In Basketball, fouls are allowed up to a limit, and results in automatic penalties that turn into potential baskets and/or getting fouled out, once the limit is breached. Therefore, hoops foul-rules represent a capacitated model that comes with a marginal cost (dual value) and players have to pay a shadow price per foul and have to smartly manage this dual cost along as the game reaches its climax. In soccer, however, the foul model is uncapacitated, with little penalty unless it is a hard foul that invites a yellow or red card. In fact, soccer appears provide a net incentive to commit cynical and tactical fouls.
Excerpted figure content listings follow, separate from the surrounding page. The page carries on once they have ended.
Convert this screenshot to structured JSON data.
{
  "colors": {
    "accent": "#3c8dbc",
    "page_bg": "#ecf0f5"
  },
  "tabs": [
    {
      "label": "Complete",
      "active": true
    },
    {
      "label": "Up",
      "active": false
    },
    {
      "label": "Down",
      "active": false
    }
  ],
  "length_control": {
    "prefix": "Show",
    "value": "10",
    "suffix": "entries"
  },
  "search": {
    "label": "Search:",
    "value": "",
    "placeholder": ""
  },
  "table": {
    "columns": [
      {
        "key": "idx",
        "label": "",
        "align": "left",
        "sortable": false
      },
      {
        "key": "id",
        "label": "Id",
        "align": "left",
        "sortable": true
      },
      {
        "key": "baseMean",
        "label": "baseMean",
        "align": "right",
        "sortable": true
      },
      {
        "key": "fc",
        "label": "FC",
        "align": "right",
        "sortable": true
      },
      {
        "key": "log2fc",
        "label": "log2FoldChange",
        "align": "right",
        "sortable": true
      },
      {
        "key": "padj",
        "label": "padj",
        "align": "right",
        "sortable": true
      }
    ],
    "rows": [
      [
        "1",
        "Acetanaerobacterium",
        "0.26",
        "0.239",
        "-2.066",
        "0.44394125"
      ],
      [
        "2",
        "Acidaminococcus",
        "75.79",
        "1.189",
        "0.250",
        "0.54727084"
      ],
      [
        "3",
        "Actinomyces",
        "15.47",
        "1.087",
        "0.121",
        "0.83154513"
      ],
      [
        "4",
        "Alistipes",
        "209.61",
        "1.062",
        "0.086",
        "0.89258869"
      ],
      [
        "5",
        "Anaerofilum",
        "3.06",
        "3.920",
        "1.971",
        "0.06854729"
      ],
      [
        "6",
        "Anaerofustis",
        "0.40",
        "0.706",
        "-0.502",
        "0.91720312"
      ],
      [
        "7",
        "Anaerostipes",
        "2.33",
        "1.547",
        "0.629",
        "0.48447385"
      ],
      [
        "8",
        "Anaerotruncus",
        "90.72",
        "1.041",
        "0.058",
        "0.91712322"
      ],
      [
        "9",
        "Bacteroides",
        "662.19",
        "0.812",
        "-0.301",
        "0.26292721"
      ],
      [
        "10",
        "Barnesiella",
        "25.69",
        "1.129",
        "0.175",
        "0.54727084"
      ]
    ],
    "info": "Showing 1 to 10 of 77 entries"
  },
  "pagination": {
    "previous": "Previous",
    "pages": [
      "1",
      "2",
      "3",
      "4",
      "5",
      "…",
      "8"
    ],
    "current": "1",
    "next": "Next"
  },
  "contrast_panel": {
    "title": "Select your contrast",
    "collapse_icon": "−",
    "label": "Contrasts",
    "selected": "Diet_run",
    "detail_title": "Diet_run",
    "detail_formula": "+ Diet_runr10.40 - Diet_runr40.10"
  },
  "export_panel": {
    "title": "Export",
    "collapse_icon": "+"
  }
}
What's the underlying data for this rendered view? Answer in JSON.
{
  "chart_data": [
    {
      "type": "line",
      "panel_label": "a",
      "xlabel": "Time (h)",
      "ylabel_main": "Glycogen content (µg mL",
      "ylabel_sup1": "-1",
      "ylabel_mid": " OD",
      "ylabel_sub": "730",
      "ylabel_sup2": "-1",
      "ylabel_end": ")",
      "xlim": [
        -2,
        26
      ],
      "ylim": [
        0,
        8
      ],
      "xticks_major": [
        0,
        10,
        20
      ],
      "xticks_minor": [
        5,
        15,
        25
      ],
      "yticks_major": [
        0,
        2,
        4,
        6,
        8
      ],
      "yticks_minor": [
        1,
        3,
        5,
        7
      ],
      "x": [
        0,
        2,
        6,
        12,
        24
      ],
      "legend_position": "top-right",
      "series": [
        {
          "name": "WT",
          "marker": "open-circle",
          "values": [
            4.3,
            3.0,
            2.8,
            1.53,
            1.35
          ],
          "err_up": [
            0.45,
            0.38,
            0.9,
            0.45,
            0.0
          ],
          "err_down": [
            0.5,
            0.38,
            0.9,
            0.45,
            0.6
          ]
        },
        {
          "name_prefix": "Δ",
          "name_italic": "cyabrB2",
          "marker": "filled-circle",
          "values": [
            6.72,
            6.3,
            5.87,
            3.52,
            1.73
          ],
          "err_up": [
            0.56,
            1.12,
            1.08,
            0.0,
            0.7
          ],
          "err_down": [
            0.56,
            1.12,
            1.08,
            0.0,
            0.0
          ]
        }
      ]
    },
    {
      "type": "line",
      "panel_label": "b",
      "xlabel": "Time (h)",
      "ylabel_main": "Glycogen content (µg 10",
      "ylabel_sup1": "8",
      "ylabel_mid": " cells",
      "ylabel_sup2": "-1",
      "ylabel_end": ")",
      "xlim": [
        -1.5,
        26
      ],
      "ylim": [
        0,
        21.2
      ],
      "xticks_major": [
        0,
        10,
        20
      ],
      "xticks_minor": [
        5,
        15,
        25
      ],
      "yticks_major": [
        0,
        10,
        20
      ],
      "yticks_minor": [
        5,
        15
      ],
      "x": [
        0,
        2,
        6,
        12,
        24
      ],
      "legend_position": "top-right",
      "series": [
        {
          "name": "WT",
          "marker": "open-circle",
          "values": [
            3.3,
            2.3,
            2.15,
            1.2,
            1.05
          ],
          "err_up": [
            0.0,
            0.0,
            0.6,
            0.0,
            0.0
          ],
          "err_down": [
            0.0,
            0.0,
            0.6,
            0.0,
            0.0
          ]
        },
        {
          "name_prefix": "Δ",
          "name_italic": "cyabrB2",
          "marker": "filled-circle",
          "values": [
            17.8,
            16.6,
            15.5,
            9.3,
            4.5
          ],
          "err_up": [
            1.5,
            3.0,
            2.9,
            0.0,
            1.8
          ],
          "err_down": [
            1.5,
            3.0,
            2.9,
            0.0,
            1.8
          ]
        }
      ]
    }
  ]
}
Consequently, you often end up with foul-a-minute matches like the Brazil-Colombia world cup clash, where the game stops every few minutes and kills the momentum.
It's just not cricket
Soccer, like cricket, leaves part of the how ethically the game is played to the players. Cricket does this even more, and I personally love this decentralized approach that requires every individual to take responsibility for their actions to protect the integrity of their sport and their character (since it represents a dharma-karma like way of dealing with ethics), but off late, we see in both sports that this 'spirit of the game' has been sacrificed precisely when the stakes are the highest. Therefore, some centralized penalty approach that the American way of life prefers may be brought in to restore balance, unless the teams can reform themselves. I personally prefer a capacitated foul model in soccer.